Forro Legalの松本研二さんが「のっちが好きすぎて死ぬ!」と叫んだ訳が、今日突然にわかりました。
 明日はオフ、彼女の実家に行く日。お父さんに差し上げるPaul Simonデモトラック集を作成した。乾いたギターが素晴らしい。あとはGeorge HarrisonとPhil Spectorがラリってギター持って遊んでるブートと、Bob Dylanのオフィシャルブートと、細野さんのカントリーのアルバムを持ってくつもり。お父さんは、音楽の話ができるというただ一点において、僕を評価してくれている。それ以外は評価されてない。彼女は海で、道端ジェシカみたいにジャンプを見せると張り切っている。晴れろー!
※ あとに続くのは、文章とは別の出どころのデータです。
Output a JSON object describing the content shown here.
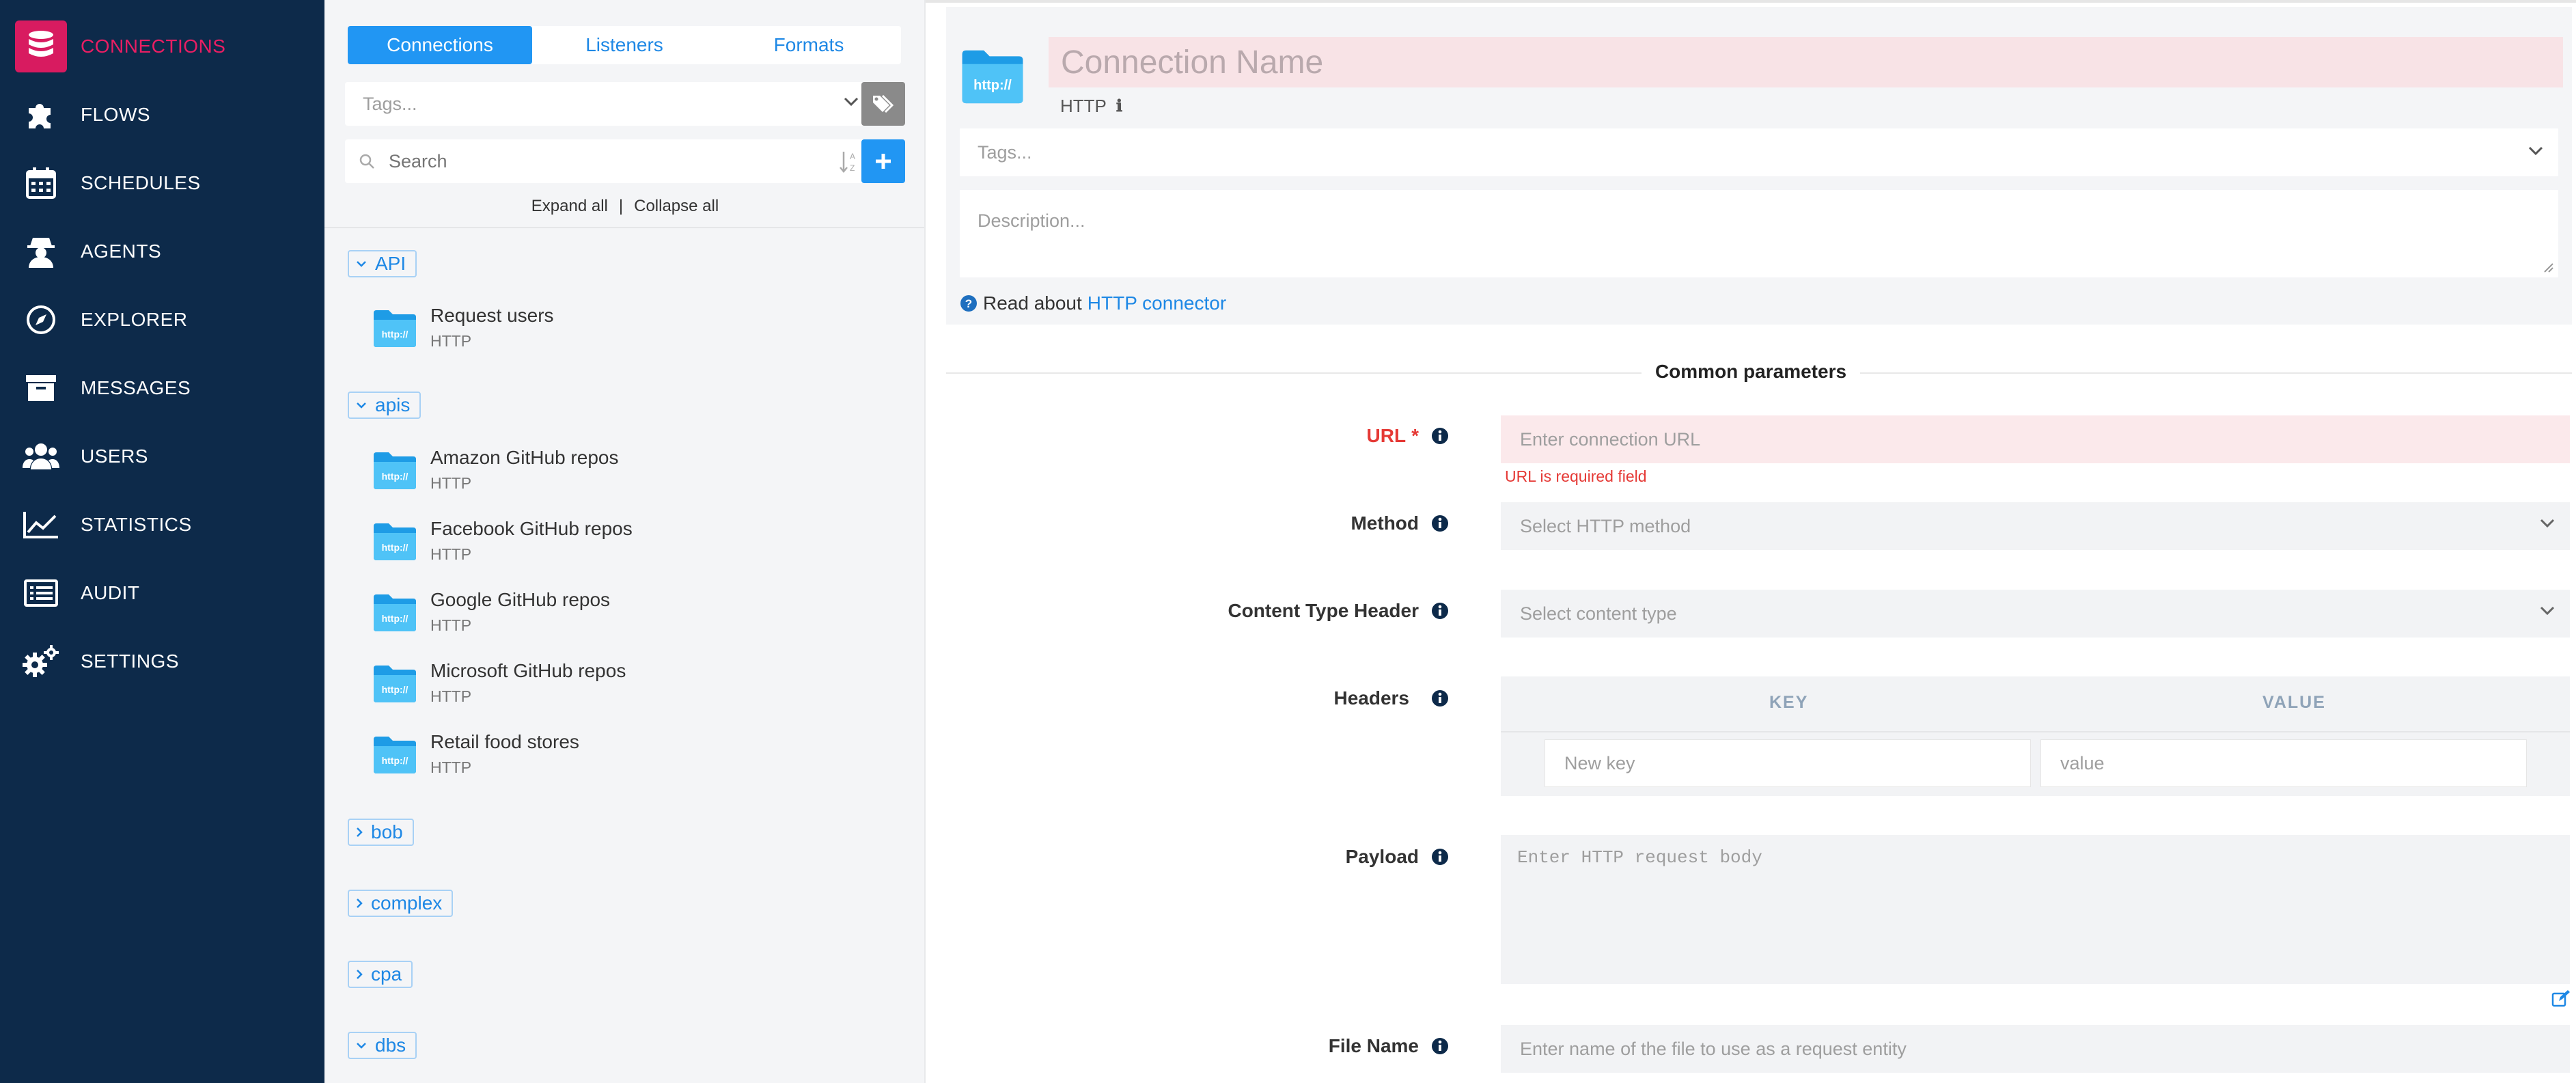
{
  "sidebar": {
    "items": [
      {
        "label": "CONNECTIONS",
        "icon": "database-icon",
        "active": true
      },
      {
        "label": "FLOWS",
        "icon": "puzzle-icon",
        "active": false
      },
      {
        "label": "SCHEDULES",
        "icon": "calendar-icon",
        "active": false
      },
      {
        "label": "AGENTS",
        "icon": "agent-icon",
        "active": false
      },
      {
        "label": "EXPLORER",
        "icon": "compass-icon",
        "active": false
      },
      {
        "label": "MESSAGES",
        "icon": "archive-icon",
        "active": false
      },
      {
        "label": "USERS",
        "icon": "users-icon",
        "active": false
      },
      {
        "label": "STATISTICS",
        "icon": "chart-line-icon",
        "active": false
      },
      {
        "label": "AUDIT",
        "icon": "list-icon",
        "active": false
      },
      {
        "label": "SETTINGS",
        "icon": "gears-icon",
        "active": false
      }
    ]
  },
  "list_panel": {
    "tabs": [
      {
        "label": "Connections",
        "active": true
      },
      {
        "label": "Listeners",
        "active": false
      },
      {
        "label": "Formats",
        "active": false
      }
    ],
    "tags_placeholder": "Tags...",
    "search_placeholder": "Search",
    "expand_all": "Expand all",
    "separator": "|",
    "collapse_all": "Collapse all",
    "groups": [
      {
        "name": "API",
        "expanded": true,
        "items": [
          {
            "name": "Request users",
            "type": "HTTP"
          }
        ]
      },
      {
        "name": "apis",
        "expanded": true,
        "items": [
          {
            "name": "Amazon GitHub repos",
            "type": "HTTP"
          },
          {
            "name": "Facebook GitHub repos",
            "type": "HTTP"
          },
          {
            "name": "Google GitHub repos",
            "type": "HTTP"
          },
          {
            "name": "Microsoft GitHub repos",
            "type": "HTTP"
          },
          {
            "name": "Retail food stores",
            "type": "HTTP"
          }
        ]
      },
      {
        "name": "bob",
        "expanded": false,
        "items": []
      },
      {
        "name": "complex",
        "expanded": false,
        "items": []
      },
      {
        "name": "cpa",
        "expanded": false,
        "items": []
      },
      {
        "name": "dbs",
        "expanded": true,
        "items": []
      }
    ],
    "folder_icon_text": "http://"
  },
  "form": {
    "icon_text": "http://",
    "name_placeholder": "Connection Name",
    "type": "HTTP",
    "type_info": "ℹ",
    "tags_placeholder": "Tags...",
    "description_placeholder": "Description...",
    "read_about_prefix": "Read about",
    "read_about_link": "HTTP connector",
    "section_title": "Common parameters",
    "url": {
      "label": "URL",
      "required_mark": "*",
      "placeholder": "Enter connection URL",
      "error": "URL is required field"
    },
    "method": {
      "label": "Method",
      "placeholder": "Select HTTP method"
    },
    "content_type": {
      "label": "Content Type Header",
      "placeholder": "Select content type"
    },
    "headers": {
      "label": "Headers",
      "key_col": "KEY",
      "value_col": "VALUE",
      "key_placeholder": "New key",
      "value_placeholder": "value"
    },
    "payload": {
      "label": "Payload",
      "placeholder": "Enter HTTP request body"
    },
    "file_name": {
      "label": "File Name",
      "placeholder": "Enter name of the file to use as a request entity"
    }
  },
  "colors": {
    "sidebar_bg": "#0d2a4a",
    "accent_pink": "#e91e63",
    "accent_blue": "#2196f3",
    "error_red": "#e53935"
  }
}
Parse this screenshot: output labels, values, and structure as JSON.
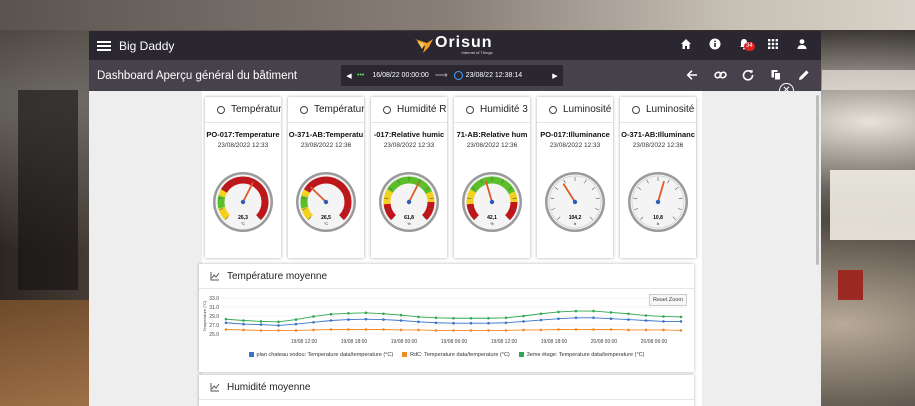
{
  "header": {
    "app_title": "Big Daddy",
    "logo_text": "Orisun",
    "logo_tagline": "Internet of Things",
    "notification_count": "34"
  },
  "subbar": {
    "title": "Dashboard Aperçu général du bâtiment",
    "date_from": "16/08/22 00:00:00",
    "date_to": "23/08/22 12:38:14"
  },
  "colors": {
    "topbar": "#2b2730",
    "subbar": "#46414b",
    "series_blue": "#3b73c7",
    "series_orange": "#f08a24",
    "series_green": "#2fa84f"
  },
  "cards": [
    {
      "title": "Températur",
      "sensor": "PO-017:Temperature",
      "time": "23/08/2022 12:33",
      "kind": "temp",
      "value_label": "26,3",
      "unit": "°C",
      "fraction": 0.6
    },
    {
      "title": "Températur",
      "sensor": "O-371-AB:Temperatu",
      "time": "23/08/2022 12:36",
      "kind": "temp",
      "value_label": "26,5",
      "unit": "°C",
      "fraction": 0.33
    },
    {
      "title": "Humidité R",
      "sensor": "-017:Relative humic",
      "time": "23/08/2022 12:33",
      "kind": "hum",
      "value_label": "61,8",
      "unit": "%",
      "fraction": 0.6
    },
    {
      "title": "Humidité 3",
      "sensor": "71-AB:Relative hum",
      "time": "23/08/2022 12:36",
      "kind": "hum",
      "value_label": "42,1",
      "unit": "%",
      "fraction": 0.44
    },
    {
      "title": "Luminosité",
      "sensor": "PO-017:Illuminance",
      "time": "23/08/2022 12:33",
      "kind": "lux",
      "value_label": "104,2",
      "unit": "lx",
      "fraction": 0.38
    },
    {
      "title": "Luminosité",
      "sensor": "O-371-AB:Illuminanc",
      "time": "23/08/2022 12:36",
      "kind": "lux",
      "value_label": "10,8",
      "unit": "lx",
      "fraction": 0.56
    }
  ],
  "temp_panel": {
    "title": "Température moyenne",
    "reset_zoom": "Reset Zoom",
    "chart_data": {
      "type": "line",
      "y_ticks": [
        "33.0",
        "31.0",
        "29.0",
        "27.0",
        "25.0"
      ],
      "ylim": [
        25,
        33
      ],
      "x_ticks": [
        "19/08 12:00",
        "19/08 18:00",
        "19/08 00:00",
        "19/08 06:00",
        "19/08 12:00",
        "19/08 18:00",
        "20/08 00:00",
        "20/08 06:00"
      ],
      "series": [
        {
          "name": "plan chateau vodou: Temperature data/temperature (°C)",
          "color": "#3b73c7",
          "values": [
            27.5,
            27.2,
            27.1,
            26.9,
            27.2,
            27.6,
            28.0,
            28.2,
            28.3,
            28.2,
            28.0,
            27.7,
            27.5,
            27.4,
            27.4,
            27.4,
            27.5,
            27.8,
            28.1,
            28.4,
            28.6,
            28.6,
            28.4,
            28.2,
            28.0,
            27.8,
            27.8
          ]
        },
        {
          "name": "RdC: Temperature data/temperature (°C)",
          "color": "#f08a24",
          "values": [
            26.0,
            25.9,
            25.8,
            25.8,
            25.8,
            25.9,
            26.0,
            26.0,
            26.0,
            26.0,
            25.9,
            25.9,
            25.8,
            25.8,
            25.8,
            25.8,
            25.8,
            25.9,
            25.9,
            26.0,
            26.0,
            26.0,
            26.0,
            25.9,
            25.9,
            25.9,
            25.8
          ]
        },
        {
          "name": "3eme étage: Temperature data/temperature (°C)",
          "color": "#2fa84f",
          "values": [
            28.3,
            28.0,
            27.8,
            27.7,
            28.2,
            28.9,
            29.4,
            29.6,
            29.7,
            29.5,
            29.2,
            28.8,
            28.6,
            28.5,
            28.5,
            28.5,
            28.6,
            29.0,
            29.5,
            29.9,
            30.1,
            30.1,
            29.8,
            29.5,
            29.1,
            28.9,
            28.8
          ]
        }
      ],
      "ylabel": "Temperature (°C)"
    }
  },
  "hum_panel": {
    "title": "Humidité moyenne"
  }
}
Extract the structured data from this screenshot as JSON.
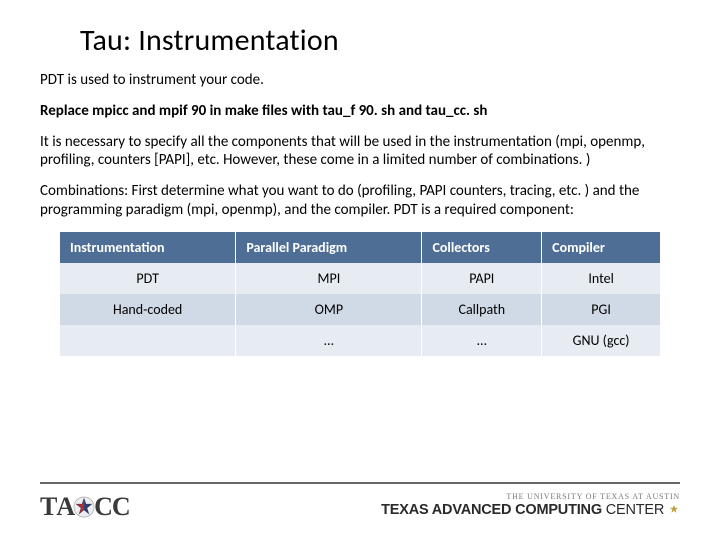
{
  "title": "Tau: Instrumentation",
  "body": {
    "p1": "PDT is used to instrument your code.",
    "p2": "Replace mpicc and mpif 90 in make files with tau_f 90. sh and tau_cc. sh",
    "p3": "It is necessary to specify all the components that will be used in the instrumentation (mpi, openmp, profiling, counters [PAPI], etc. However, these come in a limited number of combinations. )",
    "p4": "Combinations: First determine what  you want to do (profiling, PAPI counters, tracing, etc. ) and the programming paradigm (mpi, openmp), and the compiler.  PDT is a required component:"
  },
  "table": {
    "headers": [
      "Instrumentation",
      "Parallel Paradigm",
      "Collectors",
      "Compiler"
    ],
    "rows": [
      [
        "PDT",
        "MPI",
        "PAPI",
        "Intel"
      ],
      [
        "Hand-coded",
        "OMP",
        "Callpath",
        "PGI"
      ],
      [
        "",
        "…",
        "…",
        "GNU (gcc)"
      ]
    ]
  },
  "footer": {
    "ut": "THE UNIVERSITY OF TEXAS AT AUSTIN",
    "tacc_big_a": "TEXAS ADVANCED COMPUTING ",
    "tacc_big_b": "CENTER",
    "tacc_logo_letters": [
      "T",
      "A",
      "C",
      "C"
    ]
  }
}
 赤塚不二夫さんの葬儀のタモさんの弔辞、よかったですね。「私も数々のあなたの作品の1つです」。本当にそう思う。タモさんの初期のアルバムを聴こうかな。

8月9日 Les Cafe de la Plage

そんな訳で (どんな訳だか) きのうは海に行ってきました。似合わねー! 砂浜を走ってあちちなんて。海の家ででっかい浮き輪を借りて波乗り、そんで転覆したり。砂に埋まってたら通りがかりの兄ちゃんに踏まれそうになったり。かき氷食べて舌を真っ赤にしたり。がらにもなくはしゃぎ倒しました。写真は僕の彼女です。道端ジェシカのジャンプ (おとといの日記) をイメージしているらしいけど、どうも違う。そして僕が砂に埋まってる写真は、とろんとした眼とだらしない眉毛が水中眼鏡に隠れて、思いのほか美男子に写った。普段から水中眼鏡して歩こうか。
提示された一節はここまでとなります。